Sunday, March 03, 2019

Ongoing notes: early March, 2019


[our two young ladies before school earlier this week, in their self-proclaimed (and self-chosen) ballet outfits; Rose chose her outfit, in part, for the sake of Pink Shirt Day]

A new year, but January was a wash, it would seem; between overload of work, various house-illnesses and a couple of snow days, all of which managed to take up the first half of February as well. At least I started another poetry manuscript during the final week of January, which I think I’m quite pleased with so far (poems here and here, so far; hopefully more to come).


March! I turn 49 mid-month. Bah.

KY: Given just how deeply Kentucky poet Amelia Martens’ full-length debut, The Spoons in the Grass are There to Dig a Moat (Sarabande Books, 2016), resonated with me [see my review of such here], I was eager to see her new chapbook of prose poems, Ursa Minor (elsewhere, 2018). Winner of the 2017 elsewhere poetry chapbook prize, as judged by Lance Larsen, Ursa Minor is made up of twenty prose poems around “the little girl and the bear,” extending the fable of the archetypical characters, as well as using the two as a way to speak to and around further possibilities. As she includes on her website:

In his response to the work, judge Lance Larsen wrote, “I was surprised how the author could take an archetypal pair . . . and put them through all sorts of situations, such that I started to care about them. The language was funny and ironic . . .”

I like very much how Martens’ pieces hover in that nether-realm between prose-poems (Sawako Nakayasu, Rosmarie Waldrop) and lyric fiction (Sarah Manguso, Lydia Davis). There is much here to enjoy, and I’m curious to see if this title is part of an eventual larger book-length manuscript, whether as a section of something larger, or if the adventures of little girl and bear are extended further.

PB & J

The little girl and the bear are making sandwiches. Peanut butter and jellyfish, because the coral reefs are dying. Even Daryl Hannah is being replaced by a man, and women in Japan still buy skin bleach. Please god, they write on paper towels as the bear wraps their sandwiches: Please God. And the little girl doesn’t know if this means, please god, or please, god. And she thinks about the sisters buried under concrete in Italy and then it means Please! God! But the bear doesn’t abide punctuation. Next sandwich, the girl will use the marker to write Dear God, because a letter is an opening and the bear brought her a branch of butterfly bush today, a purple pompom on the end, and said: Here, this is for your body, it’s called The New Testament. The girl is tired of tests. And everything people say that is supposed to be meant.
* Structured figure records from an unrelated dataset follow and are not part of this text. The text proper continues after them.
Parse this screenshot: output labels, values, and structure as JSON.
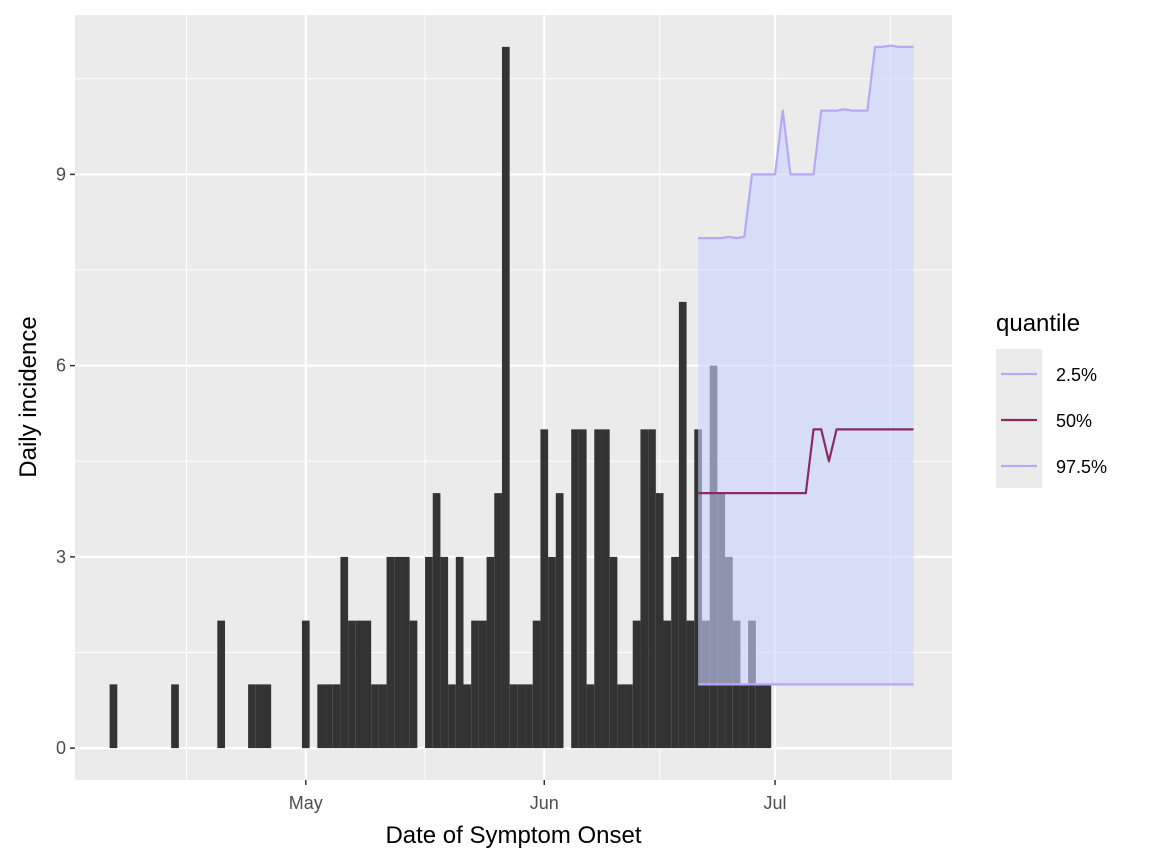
{
  "chart_data": {
    "type": "bar",
    "xlabel": "Date of Symptom Onset",
    "ylabel": "Daily incidence",
    "x_type": "date",
    "xlim": [
      "2020-04-01",
      "2020-07-24"
    ],
    "ylim": [
      -0.5,
      11.5
    ],
    "grid": true,
    "x_ticks": [
      {
        "date": "2020-05-01",
        "label": "May"
      },
      {
        "date": "2020-06-01",
        "label": "Jun"
      },
      {
        "date": "2020-07-01",
        "label": "Jul"
      }
    ],
    "y_ticks": [
      0,
      3,
      6,
      9
    ],
    "bars": {
      "name": "observed",
      "color": "#333333",
      "x": [
        "2020-04-06",
        "2020-04-14",
        "2020-04-20",
        "2020-04-24",
        "2020-04-25",
        "2020-04-26",
        "2020-05-01",
        "2020-05-03",
        "2020-05-04",
        "2020-05-05",
        "2020-05-06",
        "2020-05-07",
        "2020-05-08",
        "2020-05-09",
        "2020-05-10",
        "2020-05-11",
        "2020-05-12",
        "2020-05-13",
        "2020-05-14",
        "2020-05-15",
        "2020-05-17",
        "2020-05-18",
        "2020-05-19",
        "2020-05-20",
        "2020-05-21",
        "2020-05-22",
        "2020-05-23",
        "2020-05-24",
        "2020-05-25",
        "2020-05-26",
        "2020-05-27",
        "2020-05-28",
        "2020-05-29",
        "2020-05-30",
        "2020-05-31",
        "2020-06-01",
        "2020-06-02",
        "2020-06-03",
        "2020-06-05",
        "2020-06-06",
        "2020-06-07",
        "2020-06-08",
        "2020-06-09",
        "2020-06-10",
        "2020-06-11",
        "2020-06-12",
        "2020-06-13",
        "2020-06-14",
        "2020-06-15",
        "2020-06-16",
        "2020-06-17",
        "2020-06-18",
        "2020-06-19",
        "2020-06-20",
        "2020-06-21",
        "2020-06-22",
        "2020-06-23",
        "2020-06-24",
        "2020-06-25",
        "2020-06-26",
        "2020-06-27",
        "2020-06-28",
        "2020-06-29",
        "2020-06-30"
      ],
      "values": [
        1,
        1,
        2,
        1,
        1,
        1,
        2,
        1,
        1,
        1,
        3,
        2,
        2,
        2,
        1,
        1,
        3,
        3,
        3,
        2,
        3,
        4,
        3,
        1,
        3,
        1,
        2,
        2,
        3,
        4,
        11,
        1,
        1,
        1,
        2,
        5,
        3,
        4,
        5,
        5,
        1,
        5,
        5,
        3,
        1,
        1,
        2,
        5,
        5,
        4,
        2,
        3,
        7,
        2,
        5,
        2,
        6,
        4,
        3,
        2,
        1,
        2,
        1,
        1
      ]
    },
    "forecast": {
      "x_start": "2020-06-21",
      "x_end": "2020-07-19",
      "ribbon_color": "#ccd4ff",
      "series": [
        {
          "name": "2.5%",
          "color": "#b3aaf5",
          "x": [
            "2020-06-21",
            "2020-07-19"
          ],
          "values": [
            1,
            1
          ]
        },
        {
          "name": "50%",
          "color": "#8b2a5e",
          "x": [
            "2020-06-21",
            "2020-07-05",
            "2020-07-06",
            "2020-07-07",
            "2020-07-08",
            "2020-07-09",
            "2020-07-19"
          ],
          "values": [
            4,
            4,
            5,
            5,
            4.5,
            5,
            5
          ]
        },
        {
          "name": "97.5%",
          "color": "#b3aaf5",
          "x": [
            "2020-06-21",
            "2020-06-24",
            "2020-06-25",
            "2020-06-26",
            "2020-06-27",
            "2020-06-28",
            "2020-07-01",
            "2020-07-02",
            "2020-07-03",
            "2020-07-06",
            "2020-07-07",
            "2020-07-09",
            "2020-07-10",
            "2020-07-11",
            "2020-07-13",
            "2020-07-14",
            "2020-07-15",
            "2020-07-16",
            "2020-07-17",
            "2020-07-19"
          ],
          "values": [
            8,
            8,
            8.02,
            8,
            8.02,
            9,
            9,
            10,
            9,
            9,
            10,
            10,
            10.02,
            10,
            10,
            11,
            11,
            11.02,
            11,
            11
          ]
        }
      ]
    },
    "legend": {
      "title": "quantile",
      "placement": "right",
      "entries": [
        {
          "label": "2.5%",
          "color": "#b3aaf5"
        },
        {
          "label": "50%",
          "color": "#8b2a5e"
        },
        {
          "label": "97.5%",
          "color": "#b3aaf5"
        }
      ]
    },
    "colors": {
      "panel_background": "#ebebeb",
      "grid_major": "#ffffff",
      "bar": "#333333"
    }
  }
}
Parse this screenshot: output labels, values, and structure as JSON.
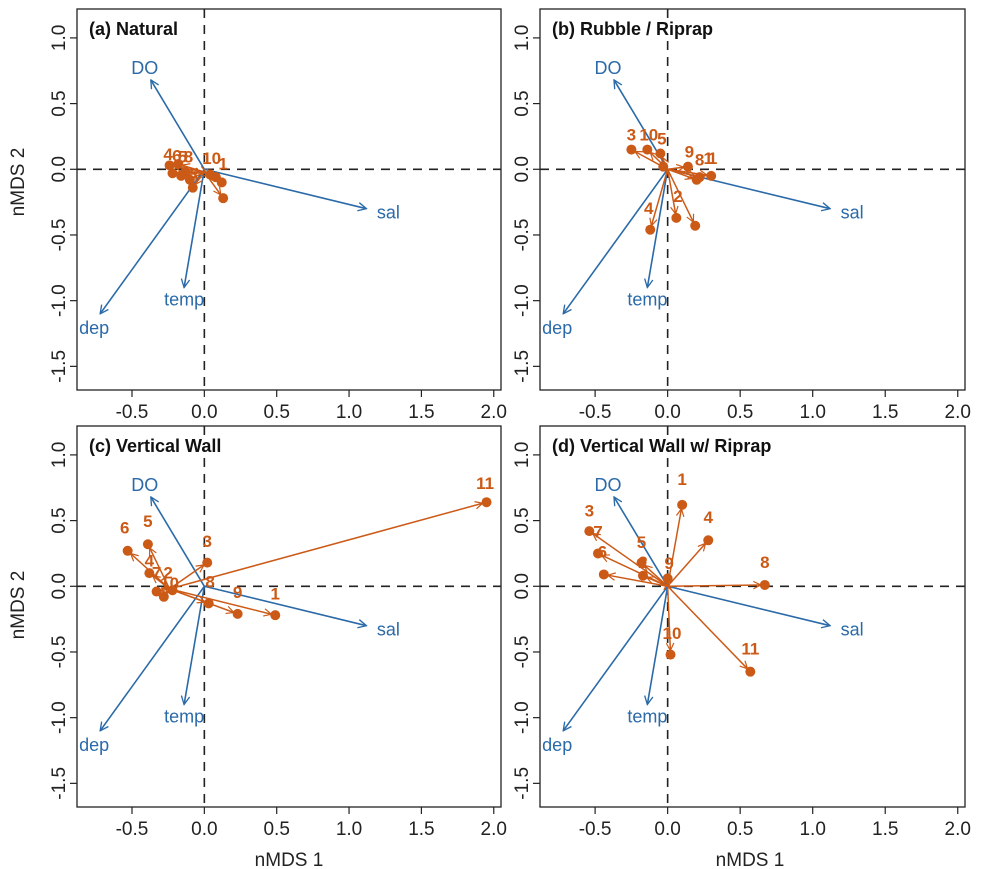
{
  "axes": {
    "xlabel": "nMDS 1",
    "ylabel": "nMDS 2"
  },
  "colors": {
    "vector": "#2b6aa8",
    "site": "#cc5a17",
    "axis": "#222222"
  },
  "chart_data": [
    {
      "type": "scatter",
      "title": "(a) Natural",
      "xlim": [
        -0.88,
        2.05
      ],
      "ylim": [
        -1.68,
        1.22
      ],
      "xticks": [
        "-0.5",
        "0.0",
        "0.5",
        "1.0",
        "1.5",
        "2.0"
      ],
      "yticks": [
        "-1.5",
        "-1.0",
        "-0.5",
        "0.0",
        "0.5",
        "1.0"
      ],
      "grid": false,
      "reference_lines": [
        0,
        0
      ],
      "centroid": [
        0.0,
        -0.02
      ],
      "vectors": [
        {
          "label": "DO",
          "x": -0.37,
          "y": 0.68
        },
        {
          "label": "sal",
          "x": 1.12,
          "y": -0.3
        },
        {
          "label": "temp",
          "x": -0.14,
          "y": -0.9
        },
        {
          "label": "dep",
          "x": -0.72,
          "y": -1.1
        }
      ],
      "points": [
        {
          "label": "4",
          "x": -0.24,
          "y": 0.03
        },
        {
          "label": "6",
          "x": -0.18,
          "y": 0.04
        },
        {
          "label": "5",
          "x": -0.22,
          "y": -0.03
        },
        {
          "label": "7",
          "x": -0.16,
          "y": -0.05
        },
        {
          "label": "3",
          "x": -0.13,
          "y": -0.02
        },
        {
          "label": "8",
          "x": -0.1,
          "y": -0.08
        },
        {
          "label": "2",
          "x": -0.08,
          "y": -0.14
        },
        {
          "label": "9",
          "x": 0.04,
          "y": -0.04
        },
        {
          "label": "10",
          "x": 0.08,
          "y": -0.06
        },
        {
          "label": "1",
          "x": 0.12,
          "y": -0.1
        },
        {
          "label": "11",
          "x": 0.13,
          "y": -0.22
        }
      ],
      "point_labels": [
        {
          "text": "4",
          "x": -0.25,
          "y": 0.07
        },
        {
          "text": "6",
          "x": -0.19,
          "y": 0.06
        },
        {
          "text": "5",
          "x": -0.15,
          "y": 0.05
        },
        {
          "text": "8",
          "x": -0.11,
          "y": 0.05
        },
        {
          "text": "10",
          "x": 0.05,
          "y": 0.04
        },
        {
          "text": "1",
          "x": 0.13,
          "y": 0.0
        }
      ]
    },
    {
      "type": "scatter",
      "title": "(b) Rubble / Riprap",
      "xlim": [
        -0.88,
        2.05
      ],
      "ylim": [
        -1.68,
        1.22
      ],
      "xticks": [
        "-0.5",
        "0.0",
        "0.5",
        "1.0",
        "1.5",
        "2.0"
      ],
      "yticks": [
        "-1.5",
        "-1.0",
        "-0.5",
        "0.0",
        "0.5",
        "1.0"
      ],
      "grid": false,
      "reference_lines": [
        0,
        0
      ],
      "centroid": [
        0.0,
        0.0
      ],
      "vectors": [
        {
          "label": "DO",
          "x": -0.37,
          "y": 0.68
        },
        {
          "label": "sal",
          "x": 1.12,
          "y": -0.3
        },
        {
          "label": "temp",
          "x": -0.14,
          "y": -0.9
        },
        {
          "label": "dep",
          "x": -0.72,
          "y": -1.1
        }
      ],
      "points": [
        {
          "label": "3",
          "x": -0.25,
          "y": 0.15
        },
        {
          "label": "10",
          "x": -0.14,
          "y": 0.15
        },
        {
          "label": "5",
          "x": -0.05,
          "y": 0.12
        },
        {
          "label": "6",
          "x": -0.03,
          "y": 0.02
        },
        {
          "label": "9",
          "x": 0.14,
          "y": 0.02
        },
        {
          "label": "8",
          "x": 0.22,
          "y": -0.06
        },
        {
          "label": "11",
          "x": 0.3,
          "y": -0.05
        },
        {
          "label": "7",
          "x": 0.2,
          "y": -0.08
        },
        {
          "label": "2",
          "x": 0.06,
          "y": -0.37
        },
        {
          "label": "1",
          "x": 0.19,
          "y": -0.43
        },
        {
          "label": "4",
          "x": -0.12,
          "y": -0.46
        }
      ],
      "point_labels": [
        {
          "text": "3",
          "x": -0.25,
          "y": 0.22
        },
        {
          "text": "10",
          "x": -0.13,
          "y": 0.22
        },
        {
          "text": "5",
          "x": -0.04,
          "y": 0.19
        },
        {
          "text": "9",
          "x": 0.15,
          "y": 0.09
        },
        {
          "text": "8",
          "x": 0.22,
          "y": 0.03
        },
        {
          "text": "1",
          "x": 0.28,
          "y": 0.04
        },
        {
          "text": "1",
          "x": 0.31,
          "y": 0.04
        },
        {
          "text": "2",
          "x": 0.07,
          "y": -0.25
        },
        {
          "text": "4",
          "x": -0.13,
          "y": -0.34
        }
      ]
    },
    {
      "type": "scatter",
      "title": "(c) Vertical Wall",
      "xlim": [
        -0.88,
        2.05
      ],
      "ylim": [
        -1.68,
        1.22
      ],
      "xticks": [
        "-0.5",
        "0.0",
        "0.5",
        "1.0",
        "1.5",
        "2.0"
      ],
      "yticks": [
        "-1.5",
        "-1.0",
        "-0.5",
        "0.0",
        "0.5",
        "1.0"
      ],
      "grid": false,
      "reference_lines": [
        0,
        0
      ],
      "centroid": [
        -0.24,
        -0.02
      ],
      "vectors": [
        {
          "label": "DO",
          "x": -0.37,
          "y": 0.68
        },
        {
          "label": "sal",
          "x": 1.12,
          "y": -0.3
        },
        {
          "label": "temp",
          "x": -0.14,
          "y": -0.9
        },
        {
          "label": "dep",
          "x": -0.72,
          "y": -1.1
        }
      ],
      "points": [
        {
          "label": "6",
          "x": -0.53,
          "y": 0.27
        },
        {
          "label": "5",
          "x": -0.39,
          "y": 0.32
        },
        {
          "label": "4",
          "x": -0.38,
          "y": 0.1
        },
        {
          "label": "7",
          "x": -0.33,
          "y": -0.04
        },
        {
          "label": "2",
          "x": -0.28,
          "y": -0.08
        },
        {
          "label": "10",
          "x": -0.22,
          "y": -0.03
        },
        {
          "label": "3",
          "x": 0.02,
          "y": 0.18
        },
        {
          "label": "8",
          "x": 0.03,
          "y": -0.13
        },
        {
          "label": "9",
          "x": 0.23,
          "y": -0.21
        },
        {
          "label": "1",
          "x": 0.49,
          "y": -0.22
        },
        {
          "label": "11",
          "x": 1.95,
          "y": 0.64
        }
      ],
      "point_labels": [
        {
          "text": "6",
          "x": -0.55,
          "y": 0.4
        },
        {
          "text": "5",
          "x": -0.39,
          "y": 0.45
        },
        {
          "text": "3",
          "x": 0.02,
          "y": 0.3
        },
        {
          "text": "4",
          "x": -0.38,
          "y": 0.15
        },
        {
          "text": "7",
          "x": -0.33,
          "y": 0.06
        },
        {
          "text": "2",
          "x": -0.25,
          "y": 0.06
        },
        {
          "text": "10",
          "x": -0.24,
          "y": -0.02
        },
        {
          "text": "8",
          "x": 0.04,
          "y": -0.01
        },
        {
          "text": "9",
          "x": 0.23,
          "y": -0.09
        },
        {
          "text": "1",
          "x": 0.49,
          "y": -0.1
        },
        {
          "text": "11",
          "x": 1.94,
          "y": 0.74
        }
      ]
    },
    {
      "type": "scatter",
      "title": "(d) Vertical Wall w/ Riprap",
      "xlim": [
        -0.88,
        2.05
      ],
      "ylim": [
        -1.68,
        1.22
      ],
      "xticks": [
        "-0.5",
        "0.0",
        "0.5",
        "1.0",
        "1.5",
        "2.0"
      ],
      "yticks": [
        "-1.5",
        "-1.0",
        "-0.5",
        "0.0",
        "0.5",
        "1.0"
      ],
      "grid": false,
      "reference_lines": [
        0,
        0
      ],
      "centroid": [
        0.0,
        0.0
      ],
      "vectors": [
        {
          "label": "DO",
          "x": -0.37,
          "y": 0.68
        },
        {
          "label": "sal",
          "x": 1.12,
          "y": -0.3
        },
        {
          "label": "temp",
          "x": -0.14,
          "y": -0.9
        },
        {
          "label": "dep",
          "x": -0.72,
          "y": -1.1
        }
      ],
      "points": [
        {
          "label": "3",
          "x": -0.54,
          "y": 0.42
        },
        {
          "label": "7",
          "x": -0.48,
          "y": 0.25
        },
        {
          "label": "2",
          "x": -0.44,
          "y": 0.09
        },
        {
          "label": "5",
          "x": -0.18,
          "y": 0.18
        },
        {
          "label": "6",
          "x": -0.17,
          "y": 0.08
        },
        {
          "label": "9",
          "x": 0.0,
          "y": 0.06
        },
        {
          "label": "1",
          "x": 0.1,
          "y": 0.62
        },
        {
          "label": "4",
          "x": 0.28,
          "y": 0.35
        },
        {
          "label": "8",
          "x": 0.67,
          "y": 0.01
        },
        {
          "label": "10",
          "x": 0.02,
          "y": -0.52
        },
        {
          "label": "11",
          "x": 0.57,
          "y": -0.65
        }
      ],
      "point_labels": [
        {
          "text": "1",
          "x": 0.1,
          "y": 0.77
        },
        {
          "text": "4",
          "x": 0.28,
          "y": 0.48
        },
        {
          "text": "3",
          "x": -0.54,
          "y": 0.53
        },
        {
          "text": "7",
          "x": -0.48,
          "y": 0.37
        },
        {
          "text": "5",
          "x": -0.18,
          "y": 0.29
        },
        {
          "text": "6",
          "x": -0.45,
          "y": 0.22
        },
        {
          "text": "2",
          "x": -0.17,
          "y": 0.14
        },
        {
          "text": "9",
          "x": 0.01,
          "y": 0.13
        },
        {
          "text": "8",
          "x": 0.67,
          "y": 0.14
        },
        {
          "text": "10",
          "x": 0.03,
          "y": -0.4
        },
        {
          "text": "11",
          "x": 0.57,
          "y": -0.52
        }
      ]
    }
  ]
}
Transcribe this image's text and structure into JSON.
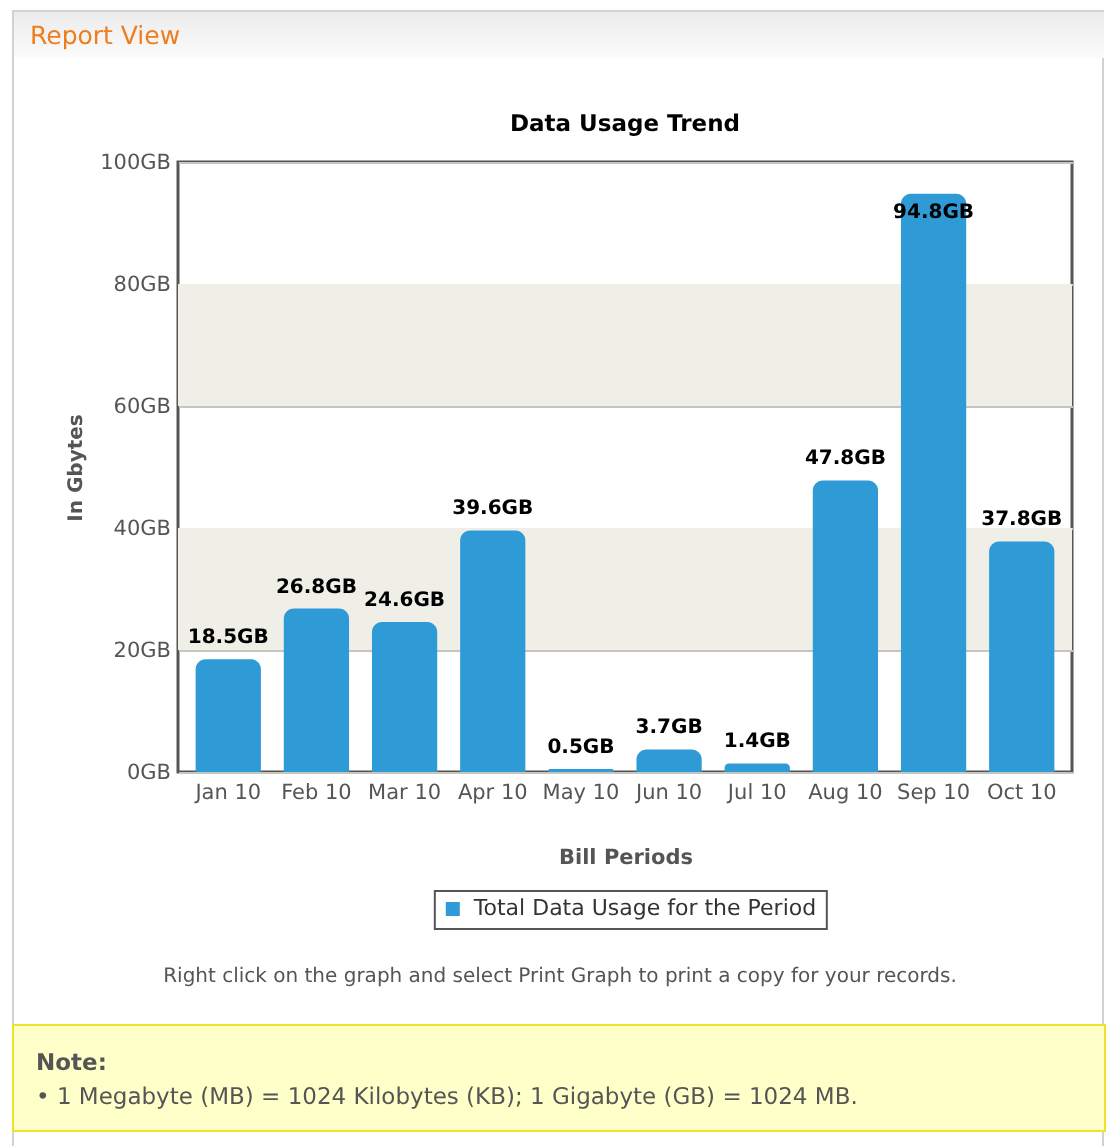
{
  "chart_data": {
    "type": "bar",
    "title": "Data Usage Trend",
    "xlabel": "Bill Periods",
    "ylabel": "In Gbytes",
    "categories": [
      "Jan 10",
      "Feb 10",
      "Mar 10",
      "Apr 10",
      "May 10",
      "Jun 10",
      "Jul 10",
      "Aug 10",
      "Sep 10",
      "Oct 10"
    ],
    "series": [
      {
        "name": "Total Data Usage for the Period",
        "color": "#2e9ad6",
        "values": [
          18.5,
          26.8,
          24.6,
          39.6,
          0.5,
          3.7,
          1.4,
          47.8,
          94.8,
          37.8
        ],
        "value_labels": [
          "18.5GB",
          "26.8GB",
          "24.6GB",
          "39.6GB",
          "0.5GB",
          "3.7GB",
          "1.4GB",
          "47.8GB",
          "94.8GB",
          "37.8GB"
        ]
      }
    ],
    "ylim": [
      0,
      100
    ],
    "yticks": [
      {
        "value": 0,
        "label": "0GB"
      },
      {
        "value": 20,
        "label": "20GB"
      },
      {
        "value": 40,
        "label": "40GB"
      },
      {
        "value": 60,
        "label": "60GB"
      },
      {
        "value": 80,
        "label": "80GB"
      },
      {
        "value": 100,
        "label": "100GB"
      }
    ],
    "grid": "y",
    "legend": "bottom",
    "bands": [
      {
        "axis": "y",
        "from": 20,
        "to": 40,
        "color": "#efefe8"
      },
      {
        "axis": "y",
        "from": 60,
        "to": 80,
        "color": "#efefe8"
      }
    ],
    "annotations": [
      "Report View",
      "Right click on the graph and select Print Graph to print a copy for your records.",
      "Note:",
      "• 1 Megabyte (MB) = 1024 Kilobytes (KB); 1 Gigabyte (GB) = 1024 MB."
    ]
  }
}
Toronto/Northern Michigan: Recently, online poetry journal where is the river began producing chapbooks online, with a limited edition of print copies distributed gratis, through the individual authors (full disclosure: I was one of those initial authors). Also on that list of first titles includes WELCOME TO THE LAST EARTH SHOW (2018) by Michigan poet, editor and publisher Michael Sikkema, a sequence of nineteen untitled fragments:

We were making good time
hoping to descend into an interesting
meadow when the industrial bullfrogs
I can hook you up with
five gallons of sublime
future for the price of
a working atmosphere
but I can’t help you
translate the owls for
fucks sake leave them be

There is an oddly surreal quality to Sikkema’s lyrics, held together as a sequence via collage, both standing as singular, almost koan-like poems, and an extended poem, neither of which entirely solidify as overt narrative, but manage to skim across a fine line of meaning. His poems (or: poem) concurrently demand the reader’s attention and exist as they unfold, allowing readers to take in what they will. And my question around this work of Sikkema’s is equal to that of Martens: is this a stand-alone, a section of a larger structure, or a poem sequence that might emerge as something book-length?